Students who enjoy Public Interest Law and Practice frequently go on to take Public Interest Law Clinic, in which they may design their own writing or advocacy project related to regulatory or public interest law. In the past, these projects have included written critiques of agencies or agency programs; petitioning an agency to adopt regulations; drafting model legislation; participating in litigation to enforce the state's sunshine statutes; or submitting amicus curiae briefs on public interest issues pending appeal. Student critiques of publishable quality may satisfy USD's written work requirement. Students interested in Public Interest Law Clinic must secure a permission slip prior to pre-registration from Professor Julie D'Angelo Fellmeth at CPIL's offices. The clinic is graded on a 4-tier Pass-Fail basis.

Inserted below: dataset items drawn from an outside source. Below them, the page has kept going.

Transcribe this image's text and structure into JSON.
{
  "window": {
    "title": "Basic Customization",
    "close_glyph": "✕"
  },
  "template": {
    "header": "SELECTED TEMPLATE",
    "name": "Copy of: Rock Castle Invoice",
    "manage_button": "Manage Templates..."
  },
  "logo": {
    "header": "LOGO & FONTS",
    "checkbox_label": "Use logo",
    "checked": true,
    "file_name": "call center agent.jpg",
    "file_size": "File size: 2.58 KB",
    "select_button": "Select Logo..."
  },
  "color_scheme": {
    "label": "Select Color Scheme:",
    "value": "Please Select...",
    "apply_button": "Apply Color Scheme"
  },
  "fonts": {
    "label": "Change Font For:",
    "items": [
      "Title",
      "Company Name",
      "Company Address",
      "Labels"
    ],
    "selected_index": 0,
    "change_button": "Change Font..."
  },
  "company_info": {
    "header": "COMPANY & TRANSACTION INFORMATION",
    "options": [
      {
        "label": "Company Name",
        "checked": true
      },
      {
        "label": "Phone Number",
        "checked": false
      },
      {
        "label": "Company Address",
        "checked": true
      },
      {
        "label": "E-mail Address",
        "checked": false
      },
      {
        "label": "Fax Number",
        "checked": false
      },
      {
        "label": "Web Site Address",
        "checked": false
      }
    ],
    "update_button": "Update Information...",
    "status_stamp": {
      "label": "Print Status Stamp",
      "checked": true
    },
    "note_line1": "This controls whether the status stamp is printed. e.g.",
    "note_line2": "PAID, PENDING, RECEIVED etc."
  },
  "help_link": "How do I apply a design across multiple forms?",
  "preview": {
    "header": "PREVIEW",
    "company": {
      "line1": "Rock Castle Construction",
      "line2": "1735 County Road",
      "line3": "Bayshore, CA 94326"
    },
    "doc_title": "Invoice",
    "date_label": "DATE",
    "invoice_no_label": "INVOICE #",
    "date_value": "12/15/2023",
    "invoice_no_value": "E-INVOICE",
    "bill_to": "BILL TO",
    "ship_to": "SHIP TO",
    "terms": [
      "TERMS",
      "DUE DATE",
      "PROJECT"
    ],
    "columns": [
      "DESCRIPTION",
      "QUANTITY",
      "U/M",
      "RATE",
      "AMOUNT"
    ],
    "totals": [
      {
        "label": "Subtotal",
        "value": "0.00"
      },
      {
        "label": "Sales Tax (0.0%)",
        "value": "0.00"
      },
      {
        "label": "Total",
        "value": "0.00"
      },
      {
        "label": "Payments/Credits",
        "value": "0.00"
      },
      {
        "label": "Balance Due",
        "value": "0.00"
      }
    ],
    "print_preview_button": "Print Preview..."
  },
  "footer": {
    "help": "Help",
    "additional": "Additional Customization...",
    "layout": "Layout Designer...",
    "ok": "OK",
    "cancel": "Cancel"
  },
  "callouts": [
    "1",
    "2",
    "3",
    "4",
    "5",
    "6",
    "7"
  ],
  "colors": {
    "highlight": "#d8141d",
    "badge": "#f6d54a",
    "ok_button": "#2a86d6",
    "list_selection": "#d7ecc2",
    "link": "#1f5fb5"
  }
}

Note: There are limitations on JD concentration eligibility. Please check the Environmental and Energy Law Concentration and Health Law Concentration web pages for more information.
Additional Information:Environmental and Energy Law Concentration, Health Law Concentration

Public International Law (Fred Heller)
LWIC575

3 credit(s), Standard Letter Graded
Concentration(s): International Law (MSLS), LLM in International Law (LLMI), International Law (LLMC), Public Interest Law (JD), International Law (JD)

Instant communications, easier travel and expanding international trade mean the actions, interests and welfare of nations and their citizens have become increasingly intertwined, each impacting the others. To regulate this impact, nations have established a multi-level system of law, and some have established multinational organizations which in turn have their own legal systems. This class will survey key components of the resulting aggregation of law (known generally as public international law). It will examine laws governing treaties and other international agreements, the nature and content of customary international law, the recognition of states and governments, the role and operation of international and regional organizations, state responsibilities, laws protecting foreign investments, international dispute resolution mechanisms, the law of the sea and the law of space, and selected other topics. The class will also examine selected controversies of the day to assess how public international law works in difficult situations (for example, in North Korea, Syria, Myanmar, Crimea, Kurdistan and many other places).


Note: This is a required course for the International Law Concentration (JD).